Rules engines will become more important as companies look to make their IT systems more flexible, according to analyst Gartner.
Jim Sinur, senior research director at Gartner, told delegates at last week's European Business Rules Conference in Amsterdam that, while rules might not be considered "trendy", their importance is growing.
Business rules began as code within applications that controlled the outcome of 'if' and 'when' scenarios.
But as users demanded more flexible applications, rules were abstracted into a separate management system, or 'rules engine', allowing programmers to manipulate the code that controls an application's rules.
"The business rules sector was in a trough of disillusionment from 1998 to 2001. We are now seeing significant growth here," said Sinur.

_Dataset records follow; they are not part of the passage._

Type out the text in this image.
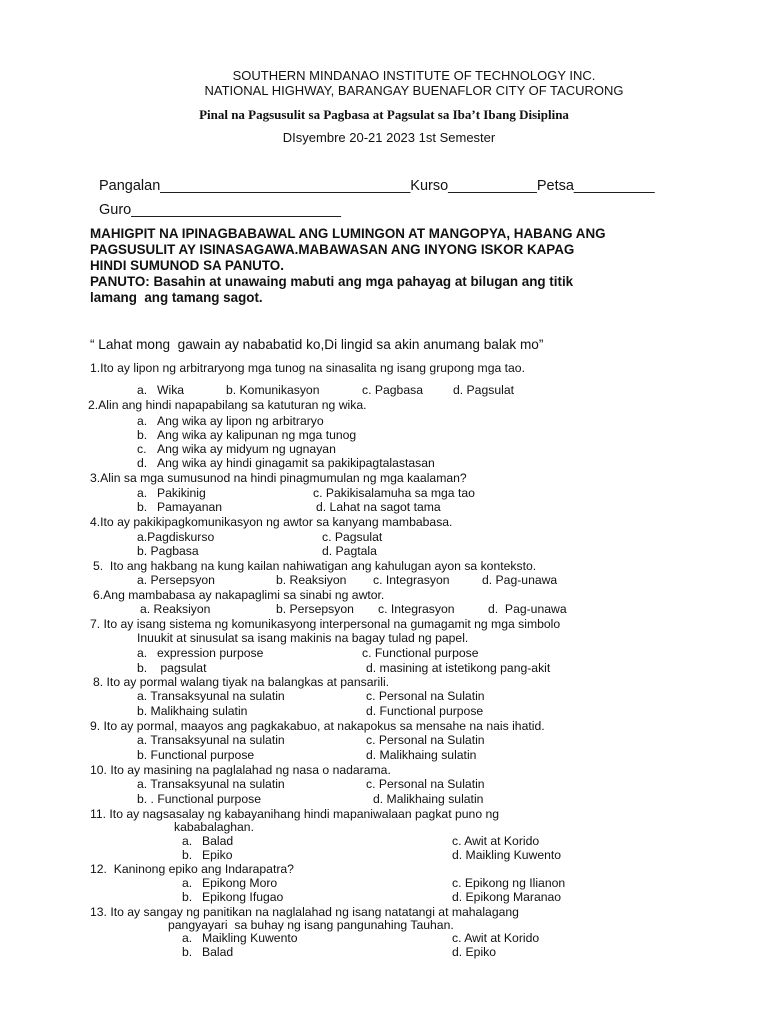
SOUTHERN MINDANAO INSTITUTE OF TECHNOLOGY INC.
NATIONAL HIGHWAY, BARANGAY BUENAFLOR CITY OF TACURONG
Pinal na Pagsusulit sa Pagbasa at Pagsulat sa Iba’t Ibang Disiplina
DIsyembre 20-21 2023 1st Semester
Pangalan_______________________________Kurso___________Petsa__________
Guro__________________________
MAHIGPIT NA IPINAGBABAWAL ANG LUMINGON AT MANGOPYA, HABANG ANG
PAGSUSULIT AY ISINASAGAWA.MABAWASAN ANG INYONG ISKOR KAPAG
HINDI SUMUNOD SA PANUTO.
PANUTO: Basahin at unawaing mabuti ang mga pahayag at bilugan ang titik
lamang  ang tamang sagot.
“ Lahat mong  gawain ay nababatid ko,Di lingid sa akin anumang balak mo”
1.Ito ay lipon ng arbitraryong mga tunog na sinasalita ng isang grupong mga tao.
a. Wika	b. Komunikasyon	c. Pagbasa d. Pagsulat
2.Alin ang hindi napapabilang sa katuturan ng wika.
a. Ang wika ay lipon ng arbitraryo
b. Ang wika ay kalipunan ng mga tunog
c. Ang wika ay midyum ng ugnayan
d. Ang wika ay hindi ginagamit sa pakikipagtalastasan
3.Alin sa mga sumusunod na hindi pinagmumulan ng mga kaalaman?
a. Pakikinig	c. Pakikisalamuha sa mga tao
b. Pamayanan	d. Lahat na sagot tama
4.Ito ay pakikipagkomunikasyon ng awtor sa kanyang mambabasa.
a.Pagdiskurso	c. Pagsulat
b. Pagbasa	d. Pagtala
5.  Ito ang hakbang na kung kailan nahiwatigan ang kahulugan ayon sa konteksto.
a. Persepsyon	b. Reaksiyon c. Integrasyon	d. Pag-unawa
6.Ang mambabasa ay nakapaglimi sa sinabi ng awtor.
a. Reaksiyon	b. Persepsyon c. Integrasyon	d.  Pag-unawa
7. Ito ay isang sistema ng komunikasyong interpersonal na gumagamit ng mga simbolo
Inuukit at sinusulat sa isang makinis na bagay tulad ng papel.
a. expression purpose	c. Functional purpose
b. pagsulat	d. masining at istetikong pang-akit
8. Ito ay pormal walang tiyak na balangkas at pansarili.
a. Transaksyunal na sulatin	c. Personal na Sulatin
b. Malikhaing sulatin	d. Functional purpose
9. Ito ay pormal, maayos ang pagkakabuo, at nakapokus sa mensahe na nais ihatid.
a. Transaksyunal na sulatin	c. Personal na Sulatin
b. Functional purpose	d. Malikhaing sulatin
10. Ito ay masining na paglalahad ng nasa o nadarama.
a. Transaksyunal na sulatin	c. Personal na Sulatin
b. . Functional purpose	d. Malikhaing sulatin
11. Ito ay nagsasalay ng kabayanihang hindi mapaniwalaan pagkat puno ng
kababalaghan.
a. Balad	c. Awit at Korido
b. Epiko	d. Maikling Kuwento
12.  Kaninong epiko ang Indarapatra?
a. Epikong Moro	c. Epikong ng Ilianon
b. Epikong Ifugao	d. Epikong Maranao
13. Ito ay sangay ng panitikan na naglalahad ng isang natatangi at mahalagang
pangyayari  sa buhay ng isang pangunahing Tauhan.
a. Maikling Kuwento	c. Awit at Korido
b. Balad	d. Epiko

Software vendors have made it easier to manipulate and manage rules that govern business processes by introducing methodologies and standards, and embedding rules engines in products, he added.
And customers are keen to move to service-oriented architectures capable of rapidly implementing process change by using rules-based engines.
Sinur said the recent market trend towards business process management and its workflow-modelling components has masked the increasing importance of rules.
He pointed to Microsoft's middleware product BizTalk 2004, which contains a rules engine for the first time. And he predicted that rules management technology would be increasingly embedded into other vendors' products.
Gartner estimates the $500m rules-based IT market will double to $1bn by 2007.
"The notion of using rules engines is not dead," said Sinur.
"Just as yesterday we separated the client-server interface from processes and from data, we are today separating rules from workflows and from services."